The biggest hack to this is React Native, which barged just in due to sheer Javascript and web dominance elsewhere, and even that has a ton of problems. Plus I'm fairly sure that the React Native JS only runs in the JIT approved by the Apple Gods, anyway.
Otherwise, we're stuck in the old days of compiled languages: C/C++ (they can't really get rid of these due to games, and they have tried... Apple generally hates/tolerates games but money is money). Rust works decently from what I hear. Microsoft bought Mono/Xamarin and that also sort of works.
But basically nothing else is at the level of quality and polish - especially in terms of deployment - as desktops, if you want to build an app in say, Python. Or Java. Or Ruby. Or whatever other language in which people write desktop apps.

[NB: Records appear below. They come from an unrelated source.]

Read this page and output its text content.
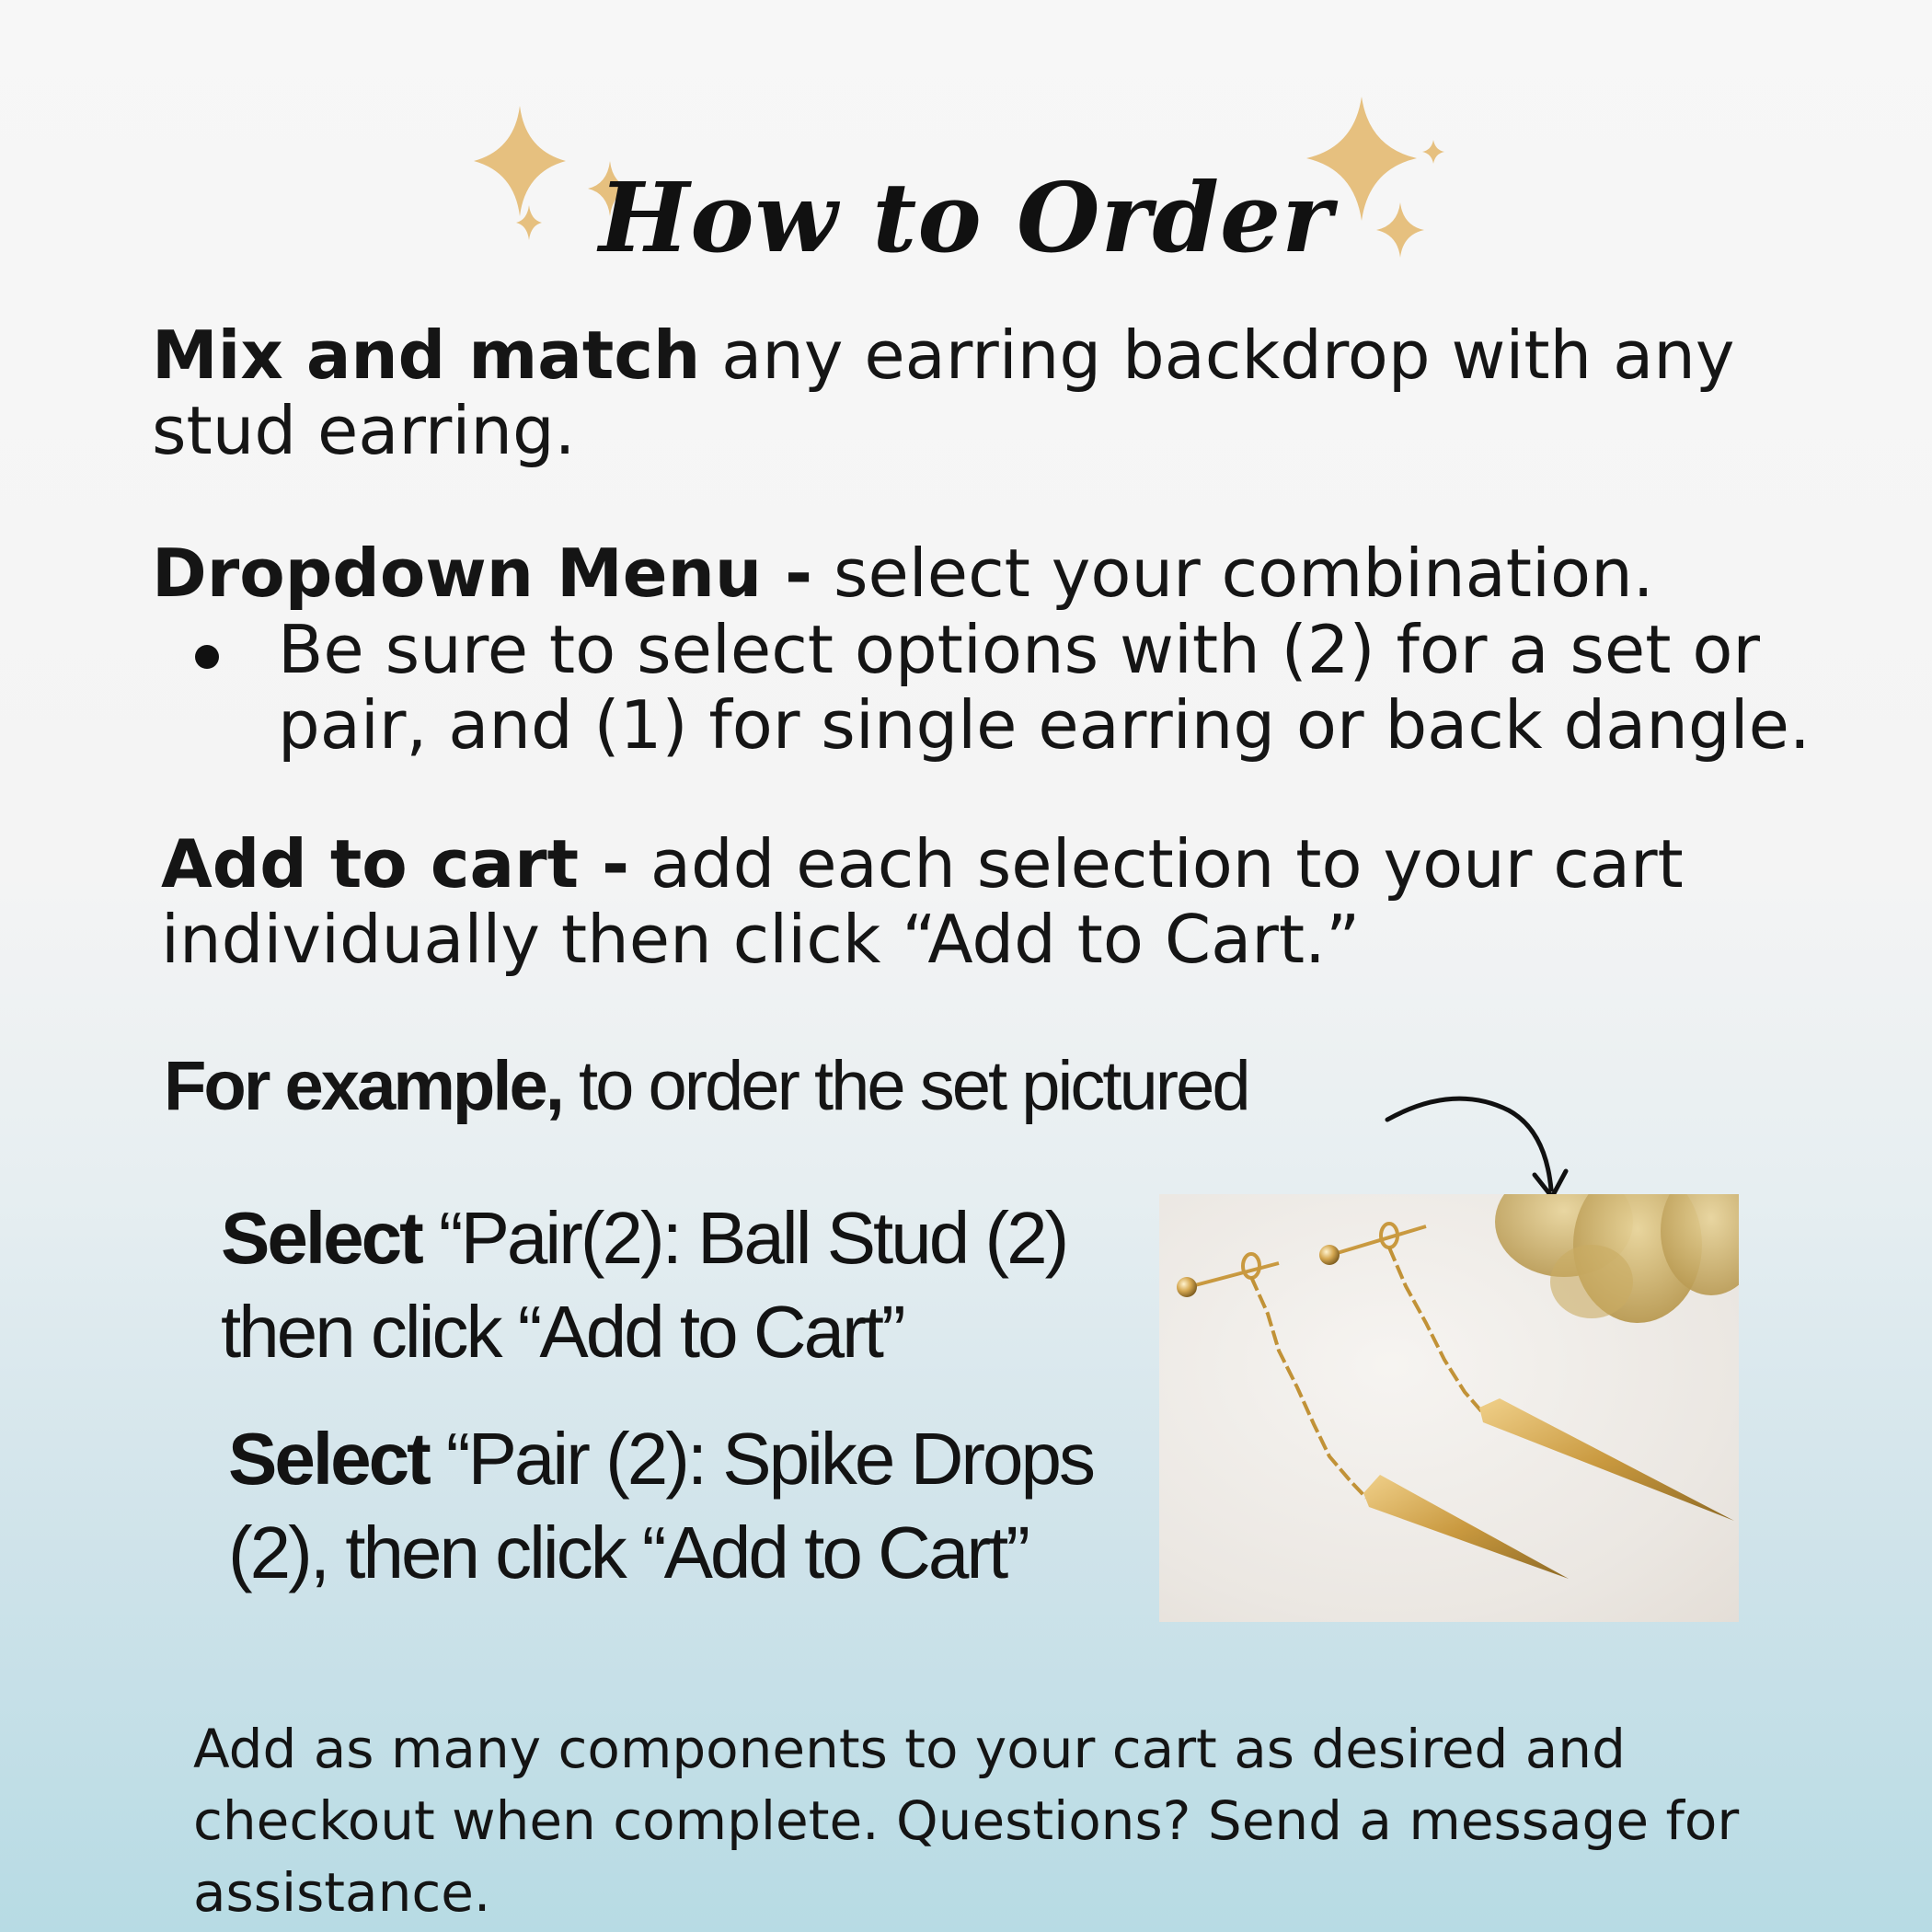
How to Order

Mix and match any earring backdrop with any stud earring.

Dropdown Menu - select your combination.

Be sure to select options with (2) for a set or pair, and (1) for single earring or back dangle.

Add to cart - add each selection to your cart individually then click “Add to Cart.”

For example, to order the set pictured

Select “Pair(2): Ball Stud (2) then click “Add to Cart”

Select “Pair (2): Spike Drops (2), then click “Add to Cart”

Add as many components to your cart as desired and checkout when complete. Questions? Send a message for assistance.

And we're at a point where mobile computing power is probably 20x that of desktops available in 2007. The only factor that is holding us back is battery life, and that's only because phone manufacturers manufacture demand by pushing for ever slimmer phones. Plus we have tons of very promising battery techs very close to increasing battery capacities by 20-50%.
Could you elaborate a bit, please? Any links are appreciated.
Silicon Carbon batteries. And others, but this tech is already in production.
> no more leverage against corpos
> just glorious proprietary enclaves where local tyrant can do anything they want!
These are all literally consequences of the web btw, as are things like attestation in consumer hardware.
Totally this, and not because powers suddenly realized they can't control Web like they controlled early "smart" dumb phones circa J2ME times.
"yt-dlp is a feature-rich command-line audio/video downloader with support for thousands of sites. The project is a fork of youtube-dl based on the now inactive youtube-dlc."
It would still be possible with native apps. Somebody will have to reverse engineer it continuously. So it will be slower, but still possible.
However, that won't be the case if they start using some secret (like a private key) that you can't access directly from an app, or if they decide that you can't run custom/modified apps. That's what I believe to be the true intentions behind their push to adopt dystopian technologies like secure enclaves and platform attestation. Not really about security as they claim.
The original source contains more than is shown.